その結果、東南アジアをはじめ、北米、ヨーロッパなど幅広い国々に品物を卸すことに成功。「アフリカは無理だと思っていたけど、問い合わせがあり驚いた」と圭一郎さん。

ただ売るだけではないこだわりも。

「編み糸以外、茶筌の作り方は一切変えていないし、海外の大量生産物ではない本物だからこそ、価格も安くありません。納得して購入いただけるよう、WEBミーティングで茶筌の知識や生産の背景、作り手の思いを全て伝えた上で購入を決めてもらっています」

また情報発信はインスタグラム。商品紹介だけでなく、抹茶のレシピや新たな茶筌の使い方を提案しています。

一家に1本、茶筌いかがですか?

「茶筌が1本あれば器は何でも代用できるし、いくつあっても構いません。茶道では1つの茶碗を回し飲みますが、1つの茶碗でお茶を点ててから人数分のコップやグラスに移し替えるという使い方もあっていいと思います」とゆみさん。

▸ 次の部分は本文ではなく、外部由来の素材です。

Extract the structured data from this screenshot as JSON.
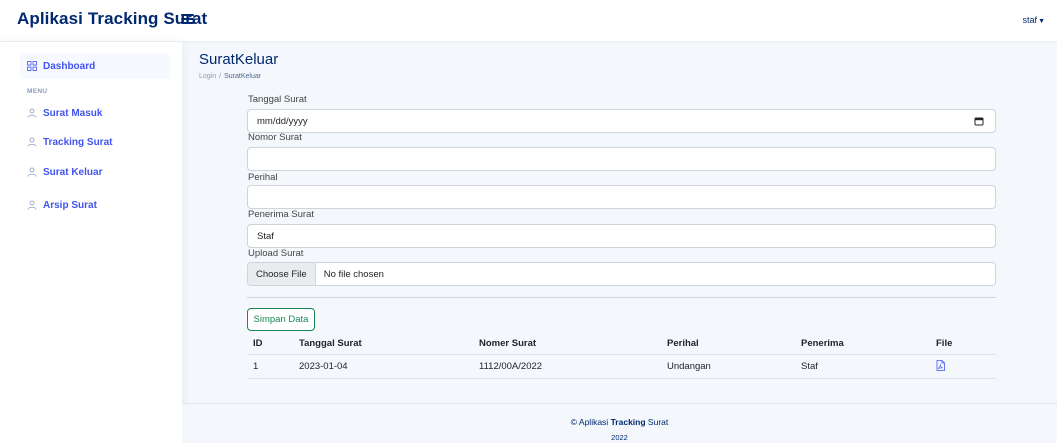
{
  "header": {
    "brand": "Aplikasi Tracking Surat",
    "user": "staf"
  },
  "sidebar": {
    "dashboard": "Dashboard",
    "heading": "MENU",
    "items": [
      {
        "label": "Surat Masuk"
      },
      {
        "label": "Tracking Surat"
      },
      {
        "label": "Surat Keluar"
      },
      {
        "label": "Arsip Surat"
      }
    ]
  },
  "page": {
    "title": "SuratKeluar",
    "breadcrumb": [
      "Login",
      "SuratKeluar"
    ]
  },
  "form": {
    "tanggal_label": "Tanggal Surat",
    "tanggal_value": "mm/dd/yyyy",
    "nomor_label": "Nomor Surat",
    "nomor_value": "",
    "perihal_label": "Perihal",
    "perihal_value": "",
    "penerima_label": "Penerima Surat",
    "penerima_value": "Staf",
    "upload_label": "Upload Surat",
    "choose_file": "Choose File",
    "no_file": "No file chosen",
    "save_label": "Simpan Data"
  },
  "table": {
    "headers": [
      "ID",
      "Tanggal Surat",
      "Nomer Surat",
      "Perihal",
      "Penerima",
      "File"
    ],
    "rows": [
      [
        "1",
        "2023-01-04",
        "1112/00A/2022",
        "Undangan",
        "Staf"
      ]
    ]
  },
  "footer": {
    "copy": "©",
    "prefix": "Aplikasi",
    "bold": "Tracking",
    "suffix": "Surat",
    "year": "2022"
  },
  "colors": {
    "brand": "#012970",
    "accent": "#4154f1",
    "success": "#198754"
  }
}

奈良のガラス工房製作の片口茶碗。点てた茶が分けやすい!

今後は「大阪の人は家に必ずたこ焼き器があると言われるように、奈良の人の家には必ず茶筌があると言われるくらい日常生活において身近なものにしていきたい。目指すは “一家に1本” です!」と目標を語ってくれました。

Profile

谷村圭一郎/ゆみ

TANIMURA KEIICHIRO/YUMI

共に1986年生まれ。圭一郎さんは生駒市高山、ゆみさんは奈良市の出身。神戸から圭一郎さんの故郷・高山に戻り、2020年7月から新ブランド『SUIKAEN』をスタート。「伝統を楽しむ日常」をコンセプトにインスタグラムを通じて高山茶筌の魅力を国内外へ発信中。